Te toca, me dice. Me mira, la intensidad derramándose de sus ojos azules.

—Está bien. Quiero una casa en el campo, cerca de un lago, e ir a pescar. Llegar a casa y tener montones de cerveza y una televisión enorme —abre la boca para hacer un comentario, pero se la tapo con una mano—. También quiero  ir al espacio y ver la Tierra desde ahí fuera, y las estrellas, y sentirme finalmente libre. Quiero besarte. Mucho. Demasiado —eso la pilla por sorpresa. A mí también.

—William...

—Ah, sí. Y por último, pero no menos importante, quiero que mi primo cambie su sofá, porque cada vez que me siento ahí parece que estoy apoyando el culo en una maldita roca.

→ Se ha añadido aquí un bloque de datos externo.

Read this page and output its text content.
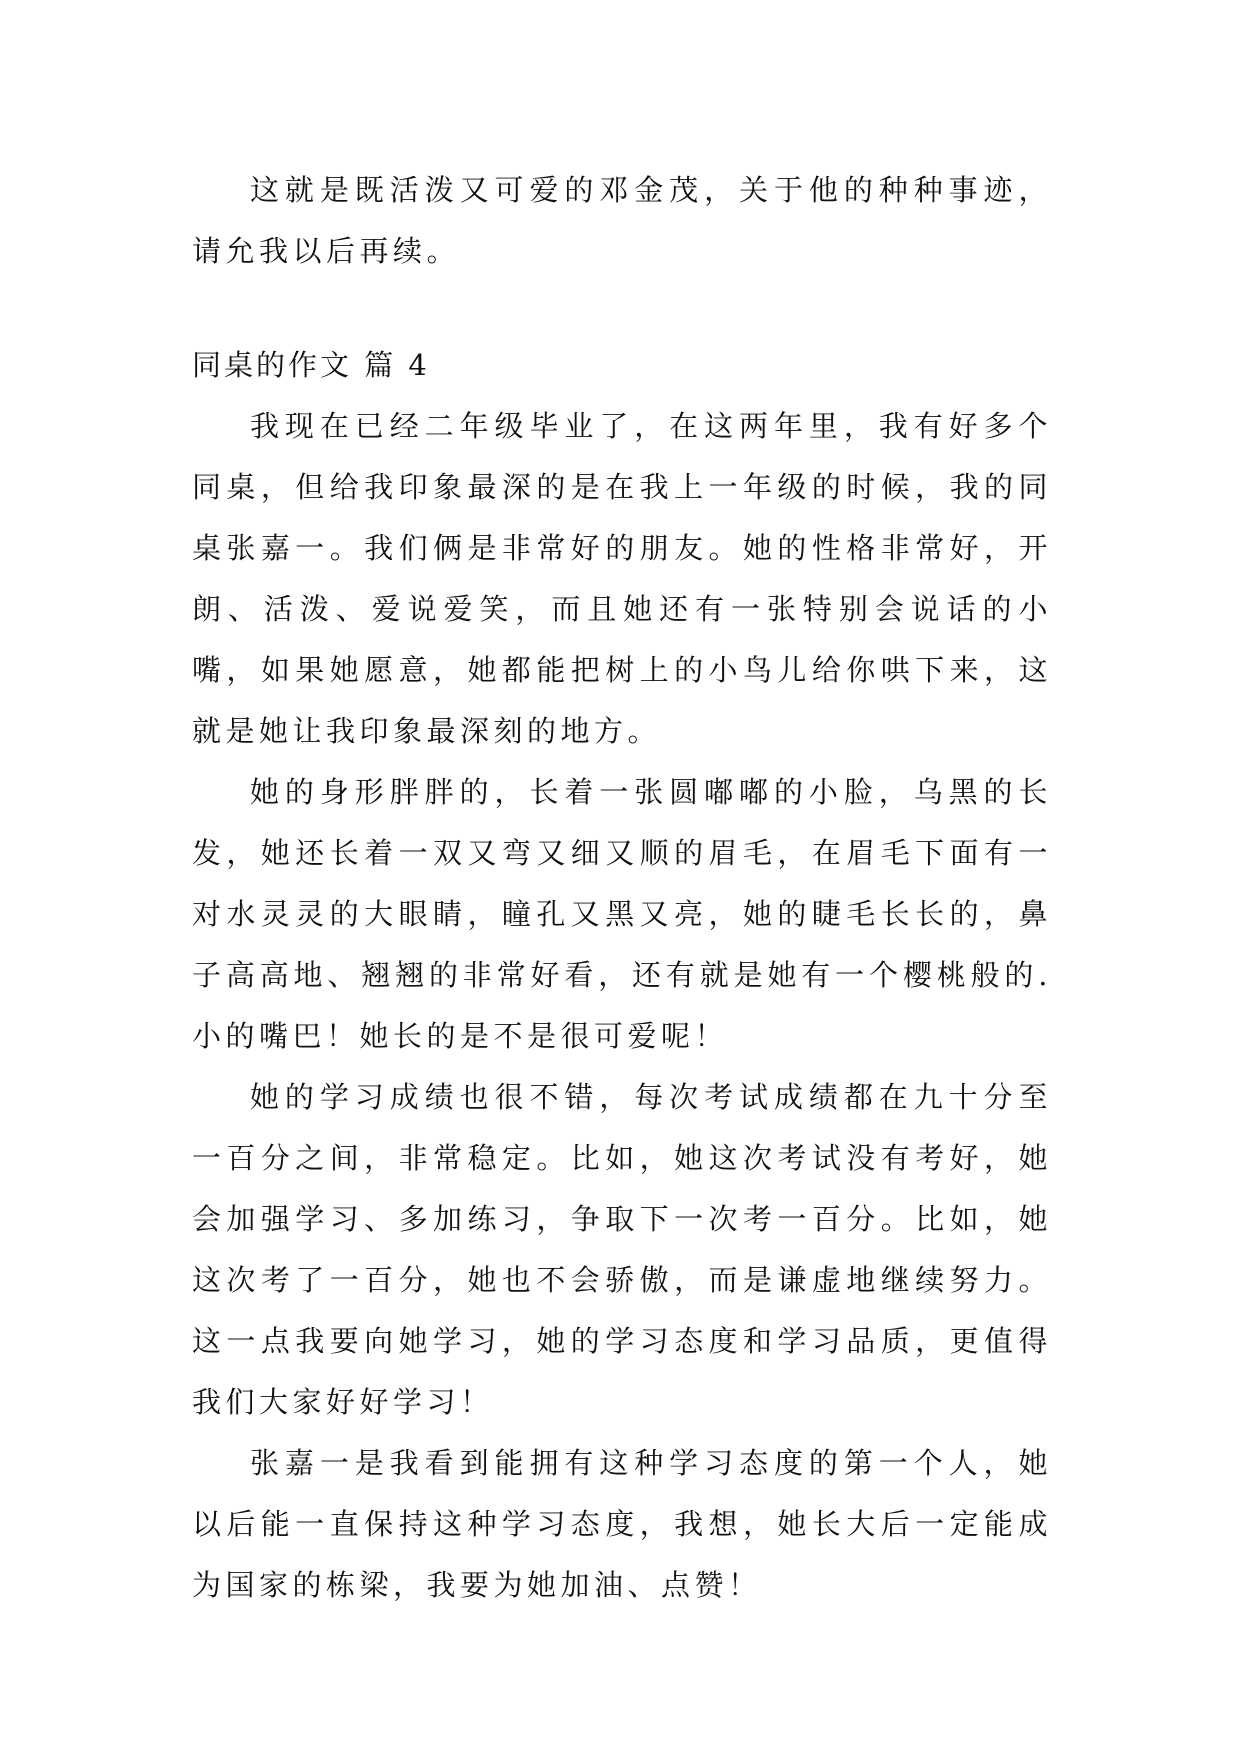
这就是既活泼又可爱的邓金茂，关于他的种种事迹，请允我以后再续。

同桌的作文 篇 4

我现在已经二年级毕业了，在这两年里，我有好多个同桌，但给我印象最深的是在我上一年级的时候，我的同桌张嘉一。我们俩是非常好的朋友。她的性格非常好，开朗、活泼、爱说爱笑，而且她还有一张特别会说话的小嘴，如果她愿意，她都能把树上的小鸟儿给你哄下来，这就是她让我印象最深刻的地方。

她的身形胖胖的，长着一张圆嘟嘟的小脸，乌黑的长发，她还长着一双又弯又细又顺的眉毛，在眉毛下面有一对水灵灵的大眼睛，瞳孔又黑又亮，她的睫毛长长的，鼻子高高地、翘翘的非常好看，还有就是她有一个樱桃般的.小的嘴巴！她长的是不是很可爱呢！

她的学习成绩也很不错，每次考试成绩都在九十分至一百分之间，非常稳定。比如，她这次考试没有考好，她会加强学习、多加练习，争取下一次考一百分。比如，她这次考了一百分，她也不会骄傲，而是谦虚地继续努力。这一点我要向她学习，她的学习态度和学习品质，更值得我们大家好好学习！

张嘉一是我看到能拥有这种学习态度的第一个人，她以后能一直保持这种学习态度，我想，她长大后一定能成为国家的栋梁，我要为她加油、点赞！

Ella se ríe. Una risa clara y perfecta cargada de nerviosismo porque ninguno de los dos va a olvidar lo que acabo de decir. Repentinamente, me siento mal. Ella debe de estar pasándolo fatal, o como mínimo, sintiendo lástima por mí. ¿Qué esperaba? ¿Que dijera algo como "William, te amo, vivamos juntos en esa casa junto al lago. Y oh, olvida a mi prometido"? Me duele la cabeza de tanto pensar en ello.

Me pongo en pie. Todo eso, todo lo que acabo de pensar en la última hora, no volverá a cruzar mi mente, lo prometo. A partir de ahora, no somos más que dos viejos amigos. Salimos del parque y caminamos sin dirección alguna.

Sólo dos viejos amigos que van hacia ninguna parte.